Trinity, by his account, seemed a huge featureless place--and might
he not conceivably be LOST in it? In those big crowds one had to
insist upon oneself. Poff never insisted upon himself--except quite
at the wrong moment. And there was this Billy Prothero. BILLY!
Like a goat or something. People called William don't get their
Christian name insisted upon unless they are vulnerable somewhere.
Any form of William stamps a weakness, Willie, Willy, Will, Billy,
Bill; it's a fearful handle for one's friends. At any rate Poff had
escaped that.

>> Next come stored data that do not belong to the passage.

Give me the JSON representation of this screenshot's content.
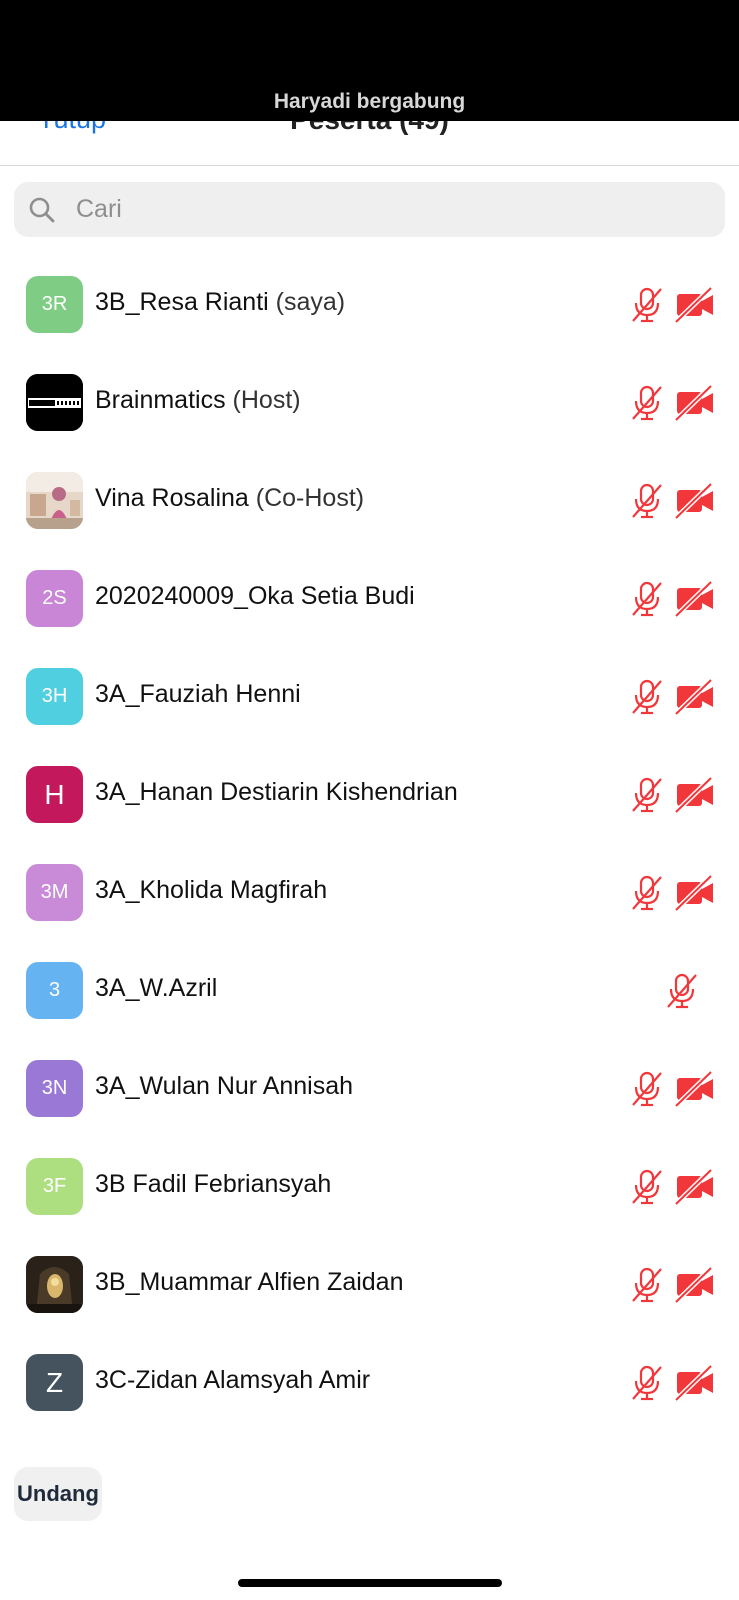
{
  "toast": {
    "text": "Haryadi bergabung"
  },
  "header": {
    "close_label": "Tutup",
    "title": "Peserta (49)"
  },
  "search": {
    "placeholder": "Cari"
  },
  "participants": [
    {
      "name": "3B_Resa Rianti",
      "role": "(saya)",
      "initials": "3R",
      "avatar_color": "#7fcc85",
      "mic": "muted",
      "video": "off"
    },
    {
      "name": "Brainmatics",
      "role": "(Host)",
      "logo_text": "BRAINMATICS",
      "avatar_color": "#000000",
      "mic": "muted",
      "video": "off"
    },
    {
      "name": "Vina Rosalina",
      "role": "(Co-Host)",
      "avatar_color": "#d9c2b2",
      "mic": "muted",
      "video": "off"
    },
    {
      "name": "2020240009_Oka Setia Budi",
      "role": "",
      "initials": "2S",
      "avatar_color": "#c985d6",
      "mic": "muted",
      "video": "off"
    },
    {
      "name": "3A_Fauziah Henni",
      "role": "",
      "initials": "3H",
      "avatar_color": "#4fcfe0",
      "mic": "muted",
      "video": "off"
    },
    {
      "name": "3A_Hanan Destiarin Kishendrian",
      "role": "",
      "initials": "H",
      "avatar_color": "#c4185c",
      "mic": "muted",
      "video": "off"
    },
    {
      "name": "3A_Kholida Magfirah",
      "role": "",
      "initials": "3M",
      "avatar_color": "#c98ad8",
      "mic": "muted",
      "video": "off"
    },
    {
      "name": "3A_W.Azril",
      "role": "",
      "initials": "3",
      "avatar_color": "#66b3f2",
      "mic": "muted",
      "video": "none"
    },
    {
      "name": "3A_Wulan Nur Annisah",
      "role": "",
      "initials": "3N",
      "avatar_color": "#9a79d6",
      "mic": "muted",
      "video": "off"
    },
    {
      "name": "3B Fadil Febriansyah",
      "role": "",
      "initials": "3F",
      "avatar_color": "#addf80",
      "mic": "muted",
      "video": "off"
    },
    {
      "name": "3B_Muammar Alfien Zaidan",
      "role": "",
      "avatar_color": "#3b2f22",
      "mic": "muted",
      "video": "off"
    },
    {
      "name": "3C-Zidan Alamsyah Amir",
      "role": "",
      "initials": "Z",
      "avatar_color": "#45535e",
      "mic": "muted",
      "video": "off"
    }
  ],
  "footer": {
    "invite_label": "Undang"
  },
  "colors": {
    "accent": "#1a73e8",
    "muted_red": "#f2373b"
  }
}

But this Prothero!

"But who IS this Billy Prothero?" she asked one evening in the
walled garden.

"He was at Minchinghampton."

"But who IS he? Who is his father? Where does he come from?"

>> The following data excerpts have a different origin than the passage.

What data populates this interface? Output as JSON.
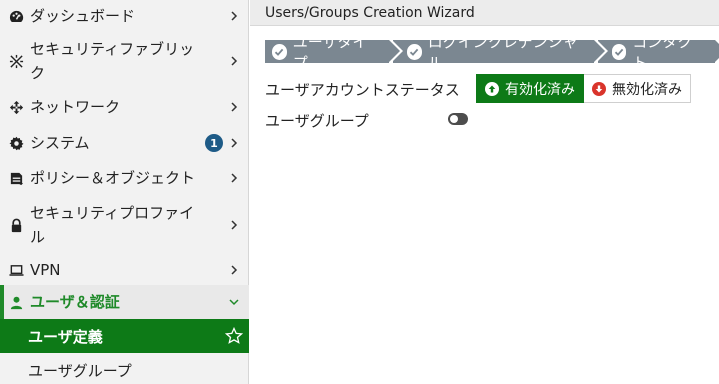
{
  "sidebar": {
    "items": [
      {
        "label": "ダッシュボード",
        "icon": "dashboard-icon"
      },
      {
        "label": "セキュリティファブリック",
        "icon": "fabric-icon"
      },
      {
        "label": "ネットワーク",
        "icon": "network-icon"
      },
      {
        "label": "システム",
        "icon": "gear-icon",
        "badge": "1"
      },
      {
        "label": "ポリシー＆オブジェクト",
        "icon": "policy-icon"
      },
      {
        "label": "セキュリティプロファイル",
        "icon": "lock-icon"
      },
      {
        "label": "VPN",
        "icon": "laptop-icon"
      },
      {
        "label": "ユーザ＆認証",
        "icon": "user-icon"
      }
    ],
    "sub_items": [
      {
        "label": "ユーザ定義"
      },
      {
        "label": "ユーザグループ"
      }
    ]
  },
  "main": {
    "title": "Users/Groups Creation Wizard",
    "steps": [
      {
        "label": "ユーザタイプ"
      },
      {
        "label": "ログインクレデンシャル"
      },
      {
        "label": "コンタクト"
      }
    ],
    "status_label": "ユーザアカウントステータス",
    "enabled_label": "有効化済み",
    "disabled_label": "無効化済み",
    "group_label": "ユーザグループ"
  },
  "colors": {
    "accent_green": "#0d7a17",
    "step_gray": "#7b8791",
    "badge_blue": "#1e5b87",
    "disable_red": "#d9342b"
  }
}
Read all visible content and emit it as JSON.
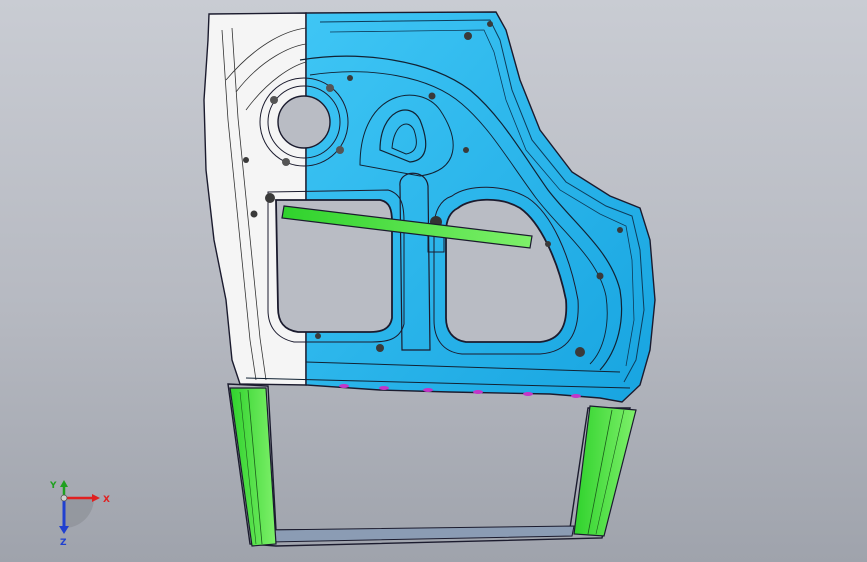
{
  "triad": {
    "x_label": "X",
    "y_label": "Y",
    "z_label": "Z"
  },
  "colors": {
    "background": "#b9bcc4",
    "panel_blue": "#21b6ee",
    "panel_white": "#f4f4f4",
    "beam_green": "#3fe039",
    "outline": "#1b1b2e",
    "accent_magenta": "#c236c8",
    "axis_x": "#e02020",
    "axis_y": "#20a020",
    "axis_z": "#2040d0"
  }
}
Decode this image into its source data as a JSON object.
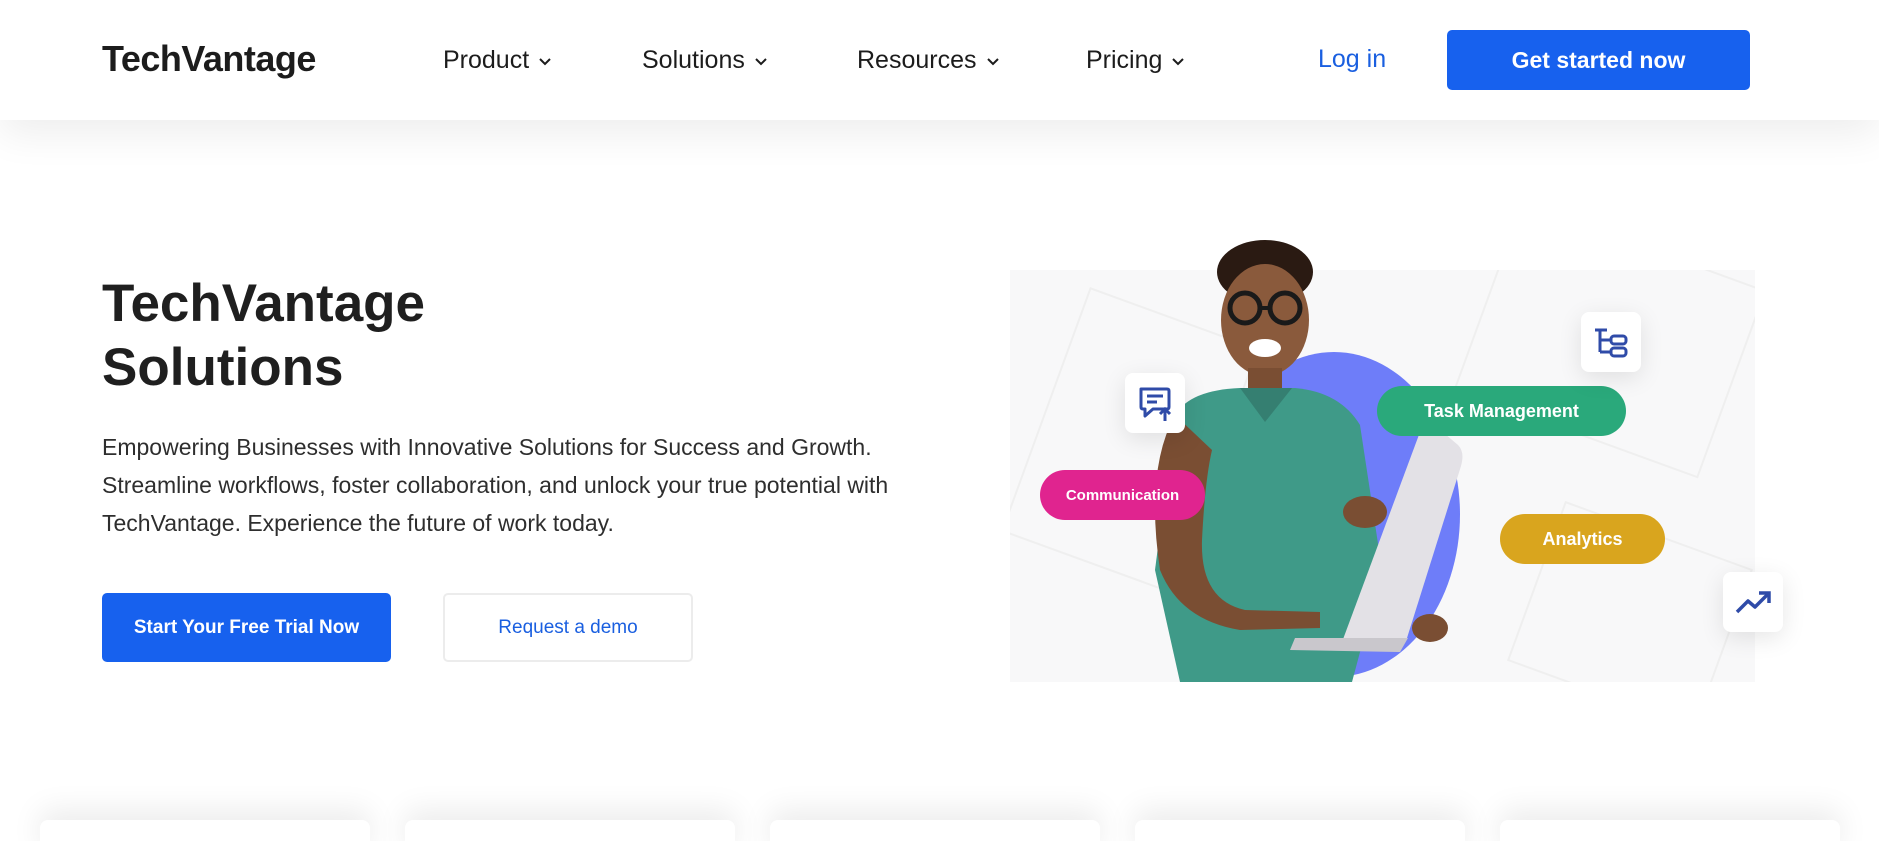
{
  "brand": {
    "name": "TechVantage"
  },
  "nav": {
    "items": [
      {
        "label": "Product"
      },
      {
        "label": "Solutions"
      },
      {
        "label": "Resources"
      },
      {
        "label": "Pricing"
      }
    ],
    "login_label": "Log in",
    "cta_label": "Get started now"
  },
  "hero": {
    "title_line1": "TechVantage",
    "title_line2": "Solutions",
    "description": "Empowering Businesses with Innovative Solutions for Success and Growth. Streamline workflows, foster collaboration, and unlock your true potential with TechVantage. Experience the future of work today.",
    "primary_button": "Start Your Free Trial Now",
    "secondary_button": "Request a demo"
  },
  "visual": {
    "tags": {
      "communication": "Communication",
      "task_management": "Task Management",
      "analytics": "Analytics"
    },
    "icons": [
      "chat-upload-icon",
      "hierarchy-icon",
      "trending-up-icon"
    ]
  },
  "colors": {
    "primary": "#1761ee",
    "link": "#1a5fe0",
    "communication": "#e0248f",
    "task_management": "#2aa97b",
    "analytics": "#d9a51e",
    "circle": "#6e7df9"
  }
}
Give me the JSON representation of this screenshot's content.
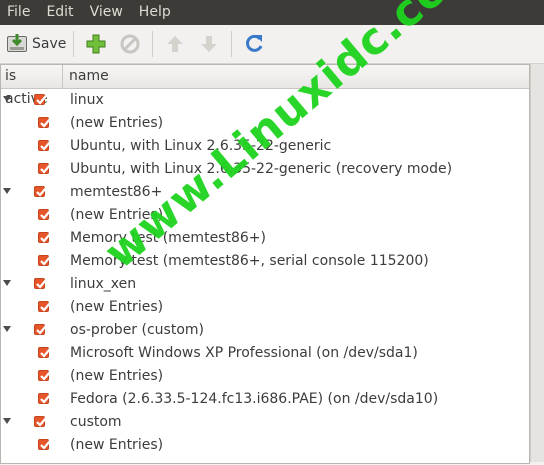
{
  "menubar": {
    "items": [
      "File",
      "Edit",
      "View",
      "Help"
    ]
  },
  "toolbar": {
    "save_label": "Save"
  },
  "tree": {
    "columns": {
      "active": "is active",
      "name": "name"
    },
    "rows": [
      {
        "label": "linux",
        "level": 0,
        "active": true
      },
      {
        "label": "(new Entries)",
        "level": 1,
        "active": true
      },
      {
        "label": "Ubuntu, with Linux 2.6.35-22-generic",
        "level": 1,
        "active": true
      },
      {
        "label": "Ubuntu, with Linux 2.6.35-22-generic (recovery mode)",
        "level": 1,
        "active": true
      },
      {
        "label": "memtest86+",
        "level": 0,
        "active": true
      },
      {
        "label": "(new Entries)",
        "level": 1,
        "active": true
      },
      {
        "label": "Memory test (memtest86+)",
        "level": 1,
        "active": true
      },
      {
        "label": "Memory test (memtest86+, serial console 115200)",
        "level": 1,
        "active": true
      },
      {
        "label": "linux_xen",
        "level": 0,
        "active": true
      },
      {
        "label": "(new Entries)",
        "level": 1,
        "active": true
      },
      {
        "label": "os-prober (custom)",
        "level": 0,
        "active": true
      },
      {
        "label": "Microsoft Windows XP Professional (on /dev/sda1)",
        "level": 1,
        "active": true
      },
      {
        "label": "(new Entries)",
        "level": 1,
        "active": true
      },
      {
        "label": "Fedora (2.6.33.5-124.fc13.i686.PAE) (on /dev/sda10)",
        "level": 1,
        "active": true
      },
      {
        "label": "custom",
        "level": 0,
        "active": true
      },
      {
        "label": "(new Entries)",
        "level": 1,
        "active": true
      }
    ]
  },
  "watermark": "www.Linuxidc.com",
  "colors": {
    "menubar": "#3c3b37",
    "checkbox": "#e6562a",
    "watermark": "#1fd31f"
  }
}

Benham sought in his mind for a space. "I don't know," he said at
last. Billy had always been rather reticent about his people. She
demanded descriptions. She demanded an account of Billy's
furniture, Billy's clothes, Billy's form of exercise. It dawned
upon Benham that for some inexplicable reason she was hostile to
Billy. It was like the unmasking of an ambuscade. He had talked a
lot about Prothero's ideas and the discussions of social reform and
social service that went on in his rooms, for Billy read at unknown
times, and was open at all hours to any argumentative caller. To
Lady Marayne all ideas were obnoxious, a form of fogging; all ideas,
she held, were queer ideas. "And does he call himself a Socialist?"